Calculation of the force field required for nucleus deformation during cell migration through constrictions

Nom de la revue
PLOS Computational Biology
Ian D. Estabrook, Hawa Racine Thiam, Matthieu Piel, Rhoda J. Hawkins

During cell migration in confinement, the nucleus has to deform for a cell to pass through small constrictions. Such nuclear deformations require significant forces. A direct experimental measure of the deformation force field is extremely challenging.
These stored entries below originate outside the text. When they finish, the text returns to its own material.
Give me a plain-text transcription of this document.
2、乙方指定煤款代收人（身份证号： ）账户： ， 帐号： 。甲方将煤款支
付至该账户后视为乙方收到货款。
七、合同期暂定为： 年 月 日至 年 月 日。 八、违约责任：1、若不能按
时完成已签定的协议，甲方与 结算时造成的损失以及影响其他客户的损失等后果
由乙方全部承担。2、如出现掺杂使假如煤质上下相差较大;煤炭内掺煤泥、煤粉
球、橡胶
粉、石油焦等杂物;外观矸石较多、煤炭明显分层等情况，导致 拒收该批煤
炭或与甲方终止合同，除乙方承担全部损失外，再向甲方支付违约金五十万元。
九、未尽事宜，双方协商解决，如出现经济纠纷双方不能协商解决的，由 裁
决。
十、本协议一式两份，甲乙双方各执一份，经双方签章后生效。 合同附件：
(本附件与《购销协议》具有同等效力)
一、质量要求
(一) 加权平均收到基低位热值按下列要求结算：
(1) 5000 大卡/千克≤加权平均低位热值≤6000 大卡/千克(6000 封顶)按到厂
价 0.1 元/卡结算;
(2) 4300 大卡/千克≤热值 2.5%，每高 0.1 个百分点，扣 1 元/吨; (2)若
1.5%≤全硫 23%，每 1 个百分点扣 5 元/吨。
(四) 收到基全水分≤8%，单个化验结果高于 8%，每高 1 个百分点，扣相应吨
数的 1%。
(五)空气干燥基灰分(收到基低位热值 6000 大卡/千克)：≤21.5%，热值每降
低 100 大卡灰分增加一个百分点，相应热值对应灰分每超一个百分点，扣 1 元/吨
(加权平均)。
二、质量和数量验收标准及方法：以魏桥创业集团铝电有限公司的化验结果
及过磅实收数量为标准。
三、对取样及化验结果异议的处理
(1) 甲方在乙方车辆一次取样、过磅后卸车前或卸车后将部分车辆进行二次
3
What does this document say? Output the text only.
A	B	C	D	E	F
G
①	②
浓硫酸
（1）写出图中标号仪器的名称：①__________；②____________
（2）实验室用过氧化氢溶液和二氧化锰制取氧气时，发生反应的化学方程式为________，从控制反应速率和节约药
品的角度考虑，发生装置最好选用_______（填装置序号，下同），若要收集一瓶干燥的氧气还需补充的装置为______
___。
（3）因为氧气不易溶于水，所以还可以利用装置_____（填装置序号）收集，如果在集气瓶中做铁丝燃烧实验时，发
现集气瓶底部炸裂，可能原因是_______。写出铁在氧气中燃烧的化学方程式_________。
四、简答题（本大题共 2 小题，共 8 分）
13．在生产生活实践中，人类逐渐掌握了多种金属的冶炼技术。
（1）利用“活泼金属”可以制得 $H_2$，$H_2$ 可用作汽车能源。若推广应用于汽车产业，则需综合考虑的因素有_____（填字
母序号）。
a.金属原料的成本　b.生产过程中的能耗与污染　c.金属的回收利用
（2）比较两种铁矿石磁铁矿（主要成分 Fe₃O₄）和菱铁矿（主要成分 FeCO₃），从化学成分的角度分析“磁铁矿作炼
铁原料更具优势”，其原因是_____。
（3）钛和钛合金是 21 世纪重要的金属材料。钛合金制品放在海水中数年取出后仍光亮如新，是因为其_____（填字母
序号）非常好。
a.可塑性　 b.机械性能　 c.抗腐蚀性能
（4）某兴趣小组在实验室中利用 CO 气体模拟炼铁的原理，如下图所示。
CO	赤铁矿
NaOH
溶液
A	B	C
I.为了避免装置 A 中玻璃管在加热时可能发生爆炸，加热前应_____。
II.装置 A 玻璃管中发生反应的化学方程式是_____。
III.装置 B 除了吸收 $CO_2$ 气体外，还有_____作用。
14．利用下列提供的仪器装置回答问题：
However, experimental images of nuclear shape are relatively easy to obtain. Therefore, here we present a method to calculate predictions of the deformation force field based purely on analysis of experimental images of nuclei before and after deformation. Such an inverse calculation is technically non-trivial and relies on a mechanical model for the nucleus. Here we compare two simple continuum elastic models of a cell nucleus undergoing deformation. In the first, we treat the nucleus as a homogeneous elastic solid and, in the second, as an elastic shell. For each of these models we calculate the force field required to produce the deformation given by experimental images of nuclei in dendritic cells migrating in microchannels with constrictions of controlled dimensions. These microfabricated channels provide a simplified confined environment mimicking that experienced by cells in tissues. Our calculations predict the forces felt by a deforming nucleus as a migrating cell encounters a constriction. Since a direct experimental measure of the deformation force field is very challenging and has not yet been achieved, our numerical approaches can make important predictions motivating further experiments, even though all the parameters are not yet available. We demonstrate the power of our method by showing how it predicts lateral forces corresponding to actin polymerisation around the nucleus, providing evidence for actin generated forces squeezing the sides of the nucleus as it enters a constriction. In addition, the algorithm we have developed could be adapted to analyse experimental images of deformation in other situations.